The placement of letters, punctuation points, verbs, adverbs, and nouns gives the sentence meaning. An improper usage of one can change the meaning of the sentence or even make it incomprehensible. (The most obvious example are instructions for assembling something that have been translated from Chinese to English. Sure, you get what it is telling you to do, but you have to do some mental gymnastics to make the instructions comprehensible.)

This all leads to our forgotten friend, the comma. It is often misused, and even underused, but in one particular bankruptcy case a misplaced comma could mean the difference between recovering $124,894.02 in legal fees or not.

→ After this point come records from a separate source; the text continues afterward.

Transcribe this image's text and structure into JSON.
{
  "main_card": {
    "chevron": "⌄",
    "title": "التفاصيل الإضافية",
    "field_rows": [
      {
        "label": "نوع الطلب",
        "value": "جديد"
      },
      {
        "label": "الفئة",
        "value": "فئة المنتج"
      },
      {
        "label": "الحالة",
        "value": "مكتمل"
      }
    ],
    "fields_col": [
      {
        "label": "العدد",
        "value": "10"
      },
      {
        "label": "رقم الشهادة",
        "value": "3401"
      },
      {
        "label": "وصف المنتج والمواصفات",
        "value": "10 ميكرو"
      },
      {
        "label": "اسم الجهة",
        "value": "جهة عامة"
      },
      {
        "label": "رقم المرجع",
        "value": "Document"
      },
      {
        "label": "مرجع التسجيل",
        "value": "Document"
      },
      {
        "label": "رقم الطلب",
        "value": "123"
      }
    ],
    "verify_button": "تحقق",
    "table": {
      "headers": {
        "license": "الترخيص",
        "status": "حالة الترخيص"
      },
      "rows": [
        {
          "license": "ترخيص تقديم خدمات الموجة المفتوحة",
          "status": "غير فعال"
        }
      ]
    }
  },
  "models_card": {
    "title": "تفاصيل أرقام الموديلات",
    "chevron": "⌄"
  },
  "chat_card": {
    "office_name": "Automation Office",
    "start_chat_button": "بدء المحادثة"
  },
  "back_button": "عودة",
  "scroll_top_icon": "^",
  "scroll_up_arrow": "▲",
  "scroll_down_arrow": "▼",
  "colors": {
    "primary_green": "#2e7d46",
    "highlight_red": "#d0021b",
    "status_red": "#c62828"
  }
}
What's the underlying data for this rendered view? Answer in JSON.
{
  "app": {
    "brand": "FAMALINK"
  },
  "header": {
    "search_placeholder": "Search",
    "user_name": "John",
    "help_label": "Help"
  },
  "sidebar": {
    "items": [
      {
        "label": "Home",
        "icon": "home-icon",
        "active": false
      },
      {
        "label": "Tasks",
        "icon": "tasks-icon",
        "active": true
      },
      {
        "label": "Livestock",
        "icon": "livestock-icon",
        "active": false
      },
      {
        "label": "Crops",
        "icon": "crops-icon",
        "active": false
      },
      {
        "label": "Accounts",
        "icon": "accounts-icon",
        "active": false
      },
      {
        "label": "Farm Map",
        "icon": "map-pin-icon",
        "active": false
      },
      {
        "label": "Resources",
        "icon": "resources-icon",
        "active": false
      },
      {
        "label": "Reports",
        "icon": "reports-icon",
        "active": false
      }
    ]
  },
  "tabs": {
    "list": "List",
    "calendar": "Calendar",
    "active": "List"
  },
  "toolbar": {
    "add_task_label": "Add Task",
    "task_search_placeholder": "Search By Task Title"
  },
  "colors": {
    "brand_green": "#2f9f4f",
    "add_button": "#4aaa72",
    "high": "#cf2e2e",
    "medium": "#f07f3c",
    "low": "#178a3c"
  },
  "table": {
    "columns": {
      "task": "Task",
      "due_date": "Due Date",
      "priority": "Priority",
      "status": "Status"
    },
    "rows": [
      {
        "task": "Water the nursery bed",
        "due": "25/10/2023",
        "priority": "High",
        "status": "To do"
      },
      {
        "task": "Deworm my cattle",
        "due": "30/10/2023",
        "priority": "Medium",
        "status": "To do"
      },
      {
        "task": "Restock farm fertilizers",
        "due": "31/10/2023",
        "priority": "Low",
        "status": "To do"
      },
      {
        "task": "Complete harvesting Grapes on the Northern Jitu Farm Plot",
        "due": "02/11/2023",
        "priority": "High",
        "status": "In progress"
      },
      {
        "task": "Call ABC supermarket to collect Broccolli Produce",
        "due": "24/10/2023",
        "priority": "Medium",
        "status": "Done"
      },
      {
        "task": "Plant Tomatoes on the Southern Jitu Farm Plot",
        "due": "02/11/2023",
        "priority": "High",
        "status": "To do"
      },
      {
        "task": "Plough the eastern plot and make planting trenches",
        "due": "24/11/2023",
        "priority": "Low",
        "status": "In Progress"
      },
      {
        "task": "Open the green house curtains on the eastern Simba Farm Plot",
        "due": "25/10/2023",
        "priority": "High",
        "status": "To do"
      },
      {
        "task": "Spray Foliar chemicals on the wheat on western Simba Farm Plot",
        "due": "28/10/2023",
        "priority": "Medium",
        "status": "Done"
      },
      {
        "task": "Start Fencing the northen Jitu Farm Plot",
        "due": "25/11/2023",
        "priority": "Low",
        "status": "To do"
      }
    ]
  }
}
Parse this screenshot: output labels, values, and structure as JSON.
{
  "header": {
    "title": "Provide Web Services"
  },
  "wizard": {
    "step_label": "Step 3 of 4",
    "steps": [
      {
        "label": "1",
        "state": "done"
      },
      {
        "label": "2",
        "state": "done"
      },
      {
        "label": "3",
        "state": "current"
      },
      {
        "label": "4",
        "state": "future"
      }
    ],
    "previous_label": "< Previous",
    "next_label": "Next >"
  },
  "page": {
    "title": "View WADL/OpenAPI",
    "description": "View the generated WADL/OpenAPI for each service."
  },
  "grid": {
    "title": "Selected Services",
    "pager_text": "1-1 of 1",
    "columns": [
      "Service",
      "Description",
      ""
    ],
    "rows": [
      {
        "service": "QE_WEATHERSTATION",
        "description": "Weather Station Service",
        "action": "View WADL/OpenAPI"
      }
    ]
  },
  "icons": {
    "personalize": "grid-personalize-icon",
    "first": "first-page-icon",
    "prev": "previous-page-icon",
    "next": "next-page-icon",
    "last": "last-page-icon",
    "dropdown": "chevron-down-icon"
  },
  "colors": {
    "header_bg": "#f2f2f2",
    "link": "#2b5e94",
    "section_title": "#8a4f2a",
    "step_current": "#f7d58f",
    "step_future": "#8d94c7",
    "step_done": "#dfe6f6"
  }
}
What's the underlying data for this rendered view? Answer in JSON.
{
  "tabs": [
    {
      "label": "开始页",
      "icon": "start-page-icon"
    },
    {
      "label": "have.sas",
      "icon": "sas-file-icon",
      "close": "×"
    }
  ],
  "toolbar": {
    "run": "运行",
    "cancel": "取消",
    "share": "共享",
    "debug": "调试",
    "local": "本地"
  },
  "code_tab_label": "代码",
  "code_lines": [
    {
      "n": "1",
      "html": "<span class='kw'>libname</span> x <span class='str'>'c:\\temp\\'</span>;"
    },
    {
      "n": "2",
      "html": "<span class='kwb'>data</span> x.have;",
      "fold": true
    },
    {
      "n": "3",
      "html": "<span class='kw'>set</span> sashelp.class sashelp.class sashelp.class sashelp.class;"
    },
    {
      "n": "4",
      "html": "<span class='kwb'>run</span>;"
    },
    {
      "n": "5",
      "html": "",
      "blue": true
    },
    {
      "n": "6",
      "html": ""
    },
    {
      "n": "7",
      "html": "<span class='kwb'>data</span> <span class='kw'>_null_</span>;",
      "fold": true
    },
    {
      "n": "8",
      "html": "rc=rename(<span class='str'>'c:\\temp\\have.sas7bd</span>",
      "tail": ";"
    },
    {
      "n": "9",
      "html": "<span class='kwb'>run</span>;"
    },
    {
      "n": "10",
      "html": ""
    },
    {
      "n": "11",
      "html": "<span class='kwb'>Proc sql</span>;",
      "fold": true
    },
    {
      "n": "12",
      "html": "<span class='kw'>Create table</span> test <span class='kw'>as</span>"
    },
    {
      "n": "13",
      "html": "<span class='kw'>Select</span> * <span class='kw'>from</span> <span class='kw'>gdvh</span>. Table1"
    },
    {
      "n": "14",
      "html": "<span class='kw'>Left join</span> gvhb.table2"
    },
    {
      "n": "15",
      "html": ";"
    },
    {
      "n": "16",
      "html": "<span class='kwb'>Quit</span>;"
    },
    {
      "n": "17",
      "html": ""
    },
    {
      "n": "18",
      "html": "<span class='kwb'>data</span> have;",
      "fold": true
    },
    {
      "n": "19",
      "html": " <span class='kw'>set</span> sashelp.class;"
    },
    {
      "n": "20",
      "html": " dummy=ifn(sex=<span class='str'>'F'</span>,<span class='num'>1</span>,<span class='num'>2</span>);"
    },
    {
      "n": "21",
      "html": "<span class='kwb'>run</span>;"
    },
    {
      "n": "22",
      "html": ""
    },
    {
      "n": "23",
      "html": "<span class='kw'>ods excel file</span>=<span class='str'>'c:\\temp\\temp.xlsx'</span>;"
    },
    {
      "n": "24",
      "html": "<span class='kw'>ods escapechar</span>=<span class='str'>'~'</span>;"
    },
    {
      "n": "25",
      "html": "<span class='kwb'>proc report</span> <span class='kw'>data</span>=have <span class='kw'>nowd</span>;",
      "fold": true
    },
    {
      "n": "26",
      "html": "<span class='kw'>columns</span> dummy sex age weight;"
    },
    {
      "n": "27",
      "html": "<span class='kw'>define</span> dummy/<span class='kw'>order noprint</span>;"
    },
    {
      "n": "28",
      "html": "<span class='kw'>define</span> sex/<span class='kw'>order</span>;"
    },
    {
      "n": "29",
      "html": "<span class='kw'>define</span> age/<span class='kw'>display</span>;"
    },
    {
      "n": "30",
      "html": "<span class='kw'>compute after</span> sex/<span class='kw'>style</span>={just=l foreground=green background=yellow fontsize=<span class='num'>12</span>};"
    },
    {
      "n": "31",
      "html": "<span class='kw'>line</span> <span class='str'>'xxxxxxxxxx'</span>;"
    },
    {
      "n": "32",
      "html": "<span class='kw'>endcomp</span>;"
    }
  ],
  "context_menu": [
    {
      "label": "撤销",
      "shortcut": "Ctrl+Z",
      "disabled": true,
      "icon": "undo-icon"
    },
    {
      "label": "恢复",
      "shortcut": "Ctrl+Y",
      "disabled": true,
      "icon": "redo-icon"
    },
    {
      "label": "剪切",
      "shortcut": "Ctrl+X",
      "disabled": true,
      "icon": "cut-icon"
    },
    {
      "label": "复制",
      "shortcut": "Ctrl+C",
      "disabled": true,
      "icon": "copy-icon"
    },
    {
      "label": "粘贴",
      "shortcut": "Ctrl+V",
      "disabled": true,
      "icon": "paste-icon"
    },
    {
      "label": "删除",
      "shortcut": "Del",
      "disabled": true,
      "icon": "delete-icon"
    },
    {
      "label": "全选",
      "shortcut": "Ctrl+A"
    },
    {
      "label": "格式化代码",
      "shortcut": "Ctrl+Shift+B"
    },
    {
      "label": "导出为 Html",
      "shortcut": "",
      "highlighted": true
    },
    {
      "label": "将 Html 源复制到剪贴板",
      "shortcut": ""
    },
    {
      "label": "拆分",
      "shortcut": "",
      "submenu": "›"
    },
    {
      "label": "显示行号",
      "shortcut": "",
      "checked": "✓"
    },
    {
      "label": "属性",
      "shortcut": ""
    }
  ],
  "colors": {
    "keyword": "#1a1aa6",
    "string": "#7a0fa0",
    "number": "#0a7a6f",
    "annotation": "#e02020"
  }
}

The case revolves around the terms of a lemon law case settlement between Chrysler and a California resident Bradley Wolff, just before Chrysler filed for bankruptcy. Wolff's attorney claims that post-bankruptcy, Chrysler agreed that it was liable for lemon law claims, "including but not limited to cases resolved pre-petition, or in the future, on vehicles manufactured by the Debtors in the five years prior to the Closing."

The part that is causing all the problems is: "cases resolved pre-petition, or in the future." The official court documents do not contain that comma and according to the rules of English, without it there the meaning has changed.  Attorneys for Chrysler are arguing that Chrysler is only liable for lemon law damages on cars less than five years old, for cases resolved both pre-petition and in the future.

“Under normal rules of English grammar [the comma] refers to everything that precedes it,” council for Chrysler said in court.

The Attorneys for Wolff claim that this is "sleight of hand" which absolves Chrysler from paying claims settled before bankruptcy.

This all leads to the comma getting its day in court, as a judge tries to determine if it should have been there all along.
(I am confident that thousands of English teachers across the country have printed this story out to show their students the importance of grammar and punctuation. You cant blame them, as this is likely the only punctuation related newsworthy item for the next 10 years.)